Mais cette décision soulève des inquiétudes. En confiant cette mission à une entreprise soumise au droit américain, la France expose potentiellement les données récoltées à des obligations extraterritoriales comme le Cloud Act. Cette législation permet aux autorités américaines de demander l’accès à certaines données, même hébergées à l’étranger, dès lors que l’entreprise sollicitée est domiciliée aux États-Unis ou en est la filiale. Autrement dit, même si les serveurs sont situés en Europe, rien ne garantit que les données traitées ne puissent être réclamées par une puissance étrangère.
Pour de nombreux observateurs, il s’agit là d’un renoncement stratégique. Non seulement la décision met en difficulté les solutions françaises en matière de veille numérique, mais elle fragilise aussi la posture politique de la France qui, depuis plusieurs années, plaide pour une souveraineté numérique européenne. En période de montée des tensions géopolitiques, où la guerre informationnelle prend une place centrale, le signal envoyé semble contradictoire.
Du côté des entreprises françaises, l’amertume est palpable. Certaines start-ups tricolores affirment avoir la capacité technique de rivaliser avec les solutions anglo-saxonnes, à condition d’être soutenues par l’État. L’attribution d’un marché aussi sensible à une entreprise étrangère donne le sentiment que l’administration ne fait pas confiance à son propre écosystème, ou qu’elle n’est pas prête à investir dans le long terme pour faire émerger des alternatives solides.
Ce choix pose également une question démocratique. Quand un gouvernement surveille les réseaux sociaux, même à des fins de sécurité ou de prévention des crises, il est essentiel que ce processus reste transparent, encadré, et souverain. Confier cette mission à un prestataire extérieur, c’est aussi s’éloigner du contrôle public et introduire une couche d’opacité supplémentaire dans le traitement des données.

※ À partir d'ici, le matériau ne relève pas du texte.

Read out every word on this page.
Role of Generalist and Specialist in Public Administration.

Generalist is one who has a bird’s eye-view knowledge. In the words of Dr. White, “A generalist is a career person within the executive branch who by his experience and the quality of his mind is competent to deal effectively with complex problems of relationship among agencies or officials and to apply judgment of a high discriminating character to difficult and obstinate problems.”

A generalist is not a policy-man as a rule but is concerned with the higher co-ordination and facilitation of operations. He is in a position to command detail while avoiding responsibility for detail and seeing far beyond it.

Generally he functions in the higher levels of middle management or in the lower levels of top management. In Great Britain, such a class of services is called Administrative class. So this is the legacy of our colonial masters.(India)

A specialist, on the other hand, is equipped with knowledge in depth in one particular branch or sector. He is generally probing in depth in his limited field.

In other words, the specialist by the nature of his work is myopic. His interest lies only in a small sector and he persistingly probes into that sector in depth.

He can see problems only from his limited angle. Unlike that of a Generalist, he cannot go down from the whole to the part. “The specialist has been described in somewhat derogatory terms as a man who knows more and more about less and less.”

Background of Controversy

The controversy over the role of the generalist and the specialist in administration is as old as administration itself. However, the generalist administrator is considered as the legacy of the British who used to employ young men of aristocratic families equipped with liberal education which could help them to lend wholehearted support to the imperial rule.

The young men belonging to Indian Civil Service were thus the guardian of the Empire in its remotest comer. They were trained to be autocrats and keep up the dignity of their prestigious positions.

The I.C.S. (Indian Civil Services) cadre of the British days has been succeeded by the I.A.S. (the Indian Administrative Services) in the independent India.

Dans un contexte où les cyberattaques, les campagnes d’influence et les manipulations de l’opinion deviennent monnaie courante, la question de la souveraineté informationnelle devient cruciale. La France, comme d’autres puissances, devra clarifier ses priorités : efficacité immédiate ou maîtrise stratégique à long terme. Si la sécurité des données, la confidentialité des analyses et la confiance dans les outils utilisés ne sont pas garanties, alors le gain technologique immédiat pourrait se transformer en faiblesse structurelle.
Pour éviter cette dérive, les prochains appels d’offres devront intégrer des clauses strictes : traitement des données sur le territoire national, auditabilité des algorithmes, indépendance vis-à-vis de toute juridiction extraterritoriale, et implication renforcée d’acteurs français. Une contractualisation rigoureuse est impérative si l’État veut allier performance et sécurité. Cela suppose aussi de former les décideurs à ces enjeux complexes, pour éviter des choix guidés uniquement par des critères de coût ou de simplicité.
La France dispose d’un tissu numérique dynamique, mais encore trop dépendant des géants du cloud ou des plateformes internationales. Le cas Talkwalker montre à quel point il est urgent de structurer une filière stratégique de la donnée publique et sensible, qui ne soit ni capturée par les marchés, ni soumise à des influences étrangères.